Seus fãs geralmente o conhecem por seus quatro longa-metragens: Perfect Blue (do qual Cisne Negro é uma adaptação), Millenium Actress, Tokyo Godfathers Paprika, e também por sua série, Paranoia Agent. Poucos sabem, no entanto, que antes de sua estreia no cinema Kon escreveu e desenhou uma série de mangás tão inovadores e adultos como o trabalho que o tornou famoso.

À primeira vista, parece óbvio que um figurão do anime tivesse um pé nos quadrinhos nipônicos. As duas indústrias têm uma relação tão forte que o mangá é geralmente a porta de entrada mais fácil para aspirantes ao universo da animação. Satoshi Kon, entretanto, não era um diretor lá muito comum, e seus quadrinhos deixam isso claro. Para nós, órfãos do grande mestre, essas obras (a maioria inacabada) são uma chance inédita de conhecer a mente do criador que virou de ponta cabeça a arte de Miyazaki e Tahakata.

Abrindo o baú

Eu me considero um fã hardcore do trabalho de Kon (a ponto de ter visto Paprika Millenium Actress vezes suficientes para ter quase memorizado o roteiro). Mas mesmo eu até pouquíssimo tempo atrás não fazia a mínima ideia de que o diretor tinha uma produção significativa no mangá. Foi preciso fuçar em uma prateleira esquecida em uma loja nerd em Helsinki, onde estive para um curso sobre videogames, para encontrar Kaikisen, ou Tropic of the Sea, um volume único publicado pela primeira vez em 1990.

Kaikisen

Também conhecido como “O Retorno ao Mar” em algumas traduções

Com exceção do traço característico de suas personagens femininas (onde já podemos ver a semente de Paprika e Chiyoko), é difícil acreditar que o mangá saiu da mesma cabeça que nos deu Paranoia Agent. Trata-se de uma história tradicional de temática ecológica sobre um jovem cuja família foi escolhida para proteger um ovo de sereia. Quando o bairro em que vive é vendido para a construção de um resort, ele se vê lutando contra uma empreiteira para evitar a ira dos tritões.
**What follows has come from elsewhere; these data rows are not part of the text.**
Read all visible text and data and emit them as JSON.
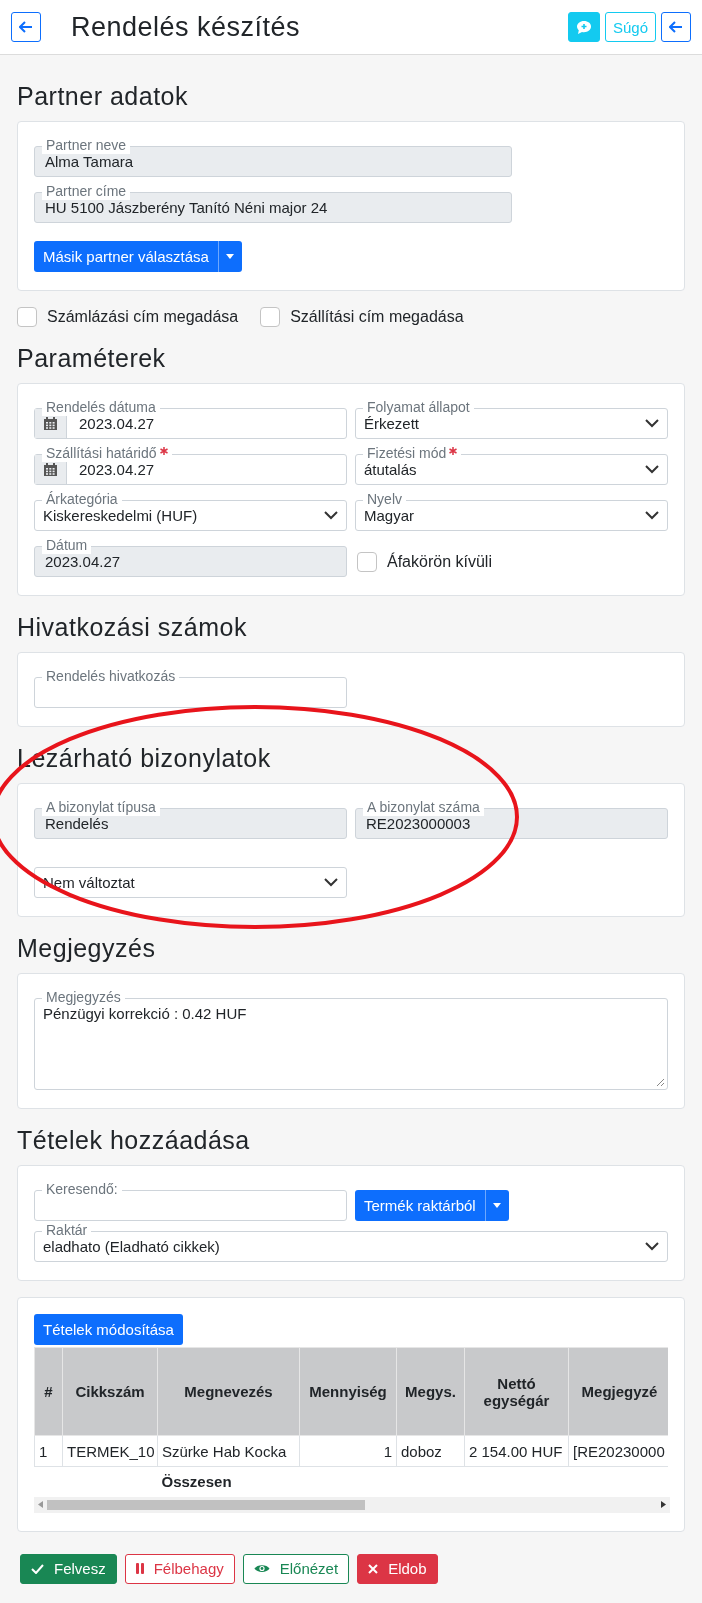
{
  "header": {
    "title": "Rendelés készítés",
    "help_label": "Súgó"
  },
  "partner": {
    "heading": "Partner adatok",
    "fields": [
      {
        "label": "Partner neve",
        "value": "Alma Tamara"
      },
      {
        "label": "Partner címe",
        "value": "HU 5100 Jászberény Tanító Néni major 24"
      }
    ],
    "choose_button": "Másik partner választása"
  },
  "address_options": [
    {
      "label": "Számlázási cím megadása",
      "checked": false
    },
    {
      "label": "Szállítási cím megadása",
      "checked": false
    }
  ],
  "parameters": {
    "heading": "Paraméterek",
    "fields": [
      {
        "kind": "date",
        "label": "Rendelés dátuma",
        "value": "2023.04.27",
        "required": false
      },
      {
        "kind": "select",
        "label": "Folyamat állapot",
        "value": "Érkezett",
        "required": false
      },
      {
        "kind": "date",
        "label": "Szállítási határidő",
        "value": "2023.04.27",
        "required": true
      },
      {
        "kind": "select",
        "label": "Fizetési mód",
        "value": "átutalás",
        "required": true
      },
      {
        "kind": "select",
        "label": "Árkategória",
        "value": "Kiskereskedelmi (HUF)",
        "required": false
      },
      {
        "kind": "select",
        "label": "Nyelv",
        "value": "Magyar",
        "required": false
      },
      {
        "kind": "readonly",
        "label": "Dátum",
        "value": "2023.04.27",
        "required": false
      },
      {
        "kind": "checkbox",
        "label": "Áfakörön kívüli",
        "checked": false,
        "required": false
      }
    ]
  },
  "references": {
    "heading": "Hivatkozási számok",
    "fields": [
      {
        "kind": "text",
        "label": "Rendelés hivatkozás"
      }
    ]
  },
  "closable": {
    "heading": "Lezárható bizonylatok",
    "fields": [
      {
        "kind": "readonly",
        "label": "A bizonylat típusa",
        "value": "Rendelés"
      },
      {
        "kind": "readonly",
        "label": "A bizonylat száma",
        "value": "RE2023000003"
      },
      {
        "kind": "select",
        "value": "Nem változtat"
      }
    ]
  },
  "note": {
    "heading": "Megjegyzés",
    "label": "Megjegyzés",
    "value": "Pénzügyi korrekció : 0.42 HUF"
  },
  "add_items": {
    "heading": "Tételek hozzáadása",
    "search_label": "Keresendő:",
    "product_button": "Termék raktárból",
    "warehouse_label": "Raktár",
    "warehouse_value": "eladhato (Eladható cikkek)"
  },
  "items": {
    "edit_button": "Tételek módosítása",
    "columns": [
      "#",
      "Cikkszám",
      "Megnevezés",
      "Mennyiség",
      "Megys.",
      "Nettó egységár",
      "Megjegyzé"
    ],
    "rows": [
      [
        "1",
        "TERMEK_10",
        "Szürke Hab Kocka",
        "1",
        "doboz",
        "2 154.00 HUF",
        "[RE20230000"
      ]
    ],
    "total_label": "Összesen"
  },
  "actions": [
    {
      "kind": "save",
      "label": "Felvesz"
    },
    {
      "kind": "pause",
      "label": "Félbehagy"
    },
    {
      "kind": "preview",
      "label": "Előnézet"
    },
    {
      "kind": "discard",
      "label": "Eldob"
    }
  ]
}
Em mensagem, Kaikisen é um história à la Miyazaki sem a exuberância visual que tornou o diretor famoso. Se o mangá nos faz coçar a cabeça ao compararmo-lo às suas obras mais célebres, é visível aqui o tom enxuto e despretensioso de Tokyo Godfathers. O espírito ousado que o levaria mais tarde ao estrelado ainda estavam por vir.

Para isso, seria preciso a ajudinha de um peso-pesado.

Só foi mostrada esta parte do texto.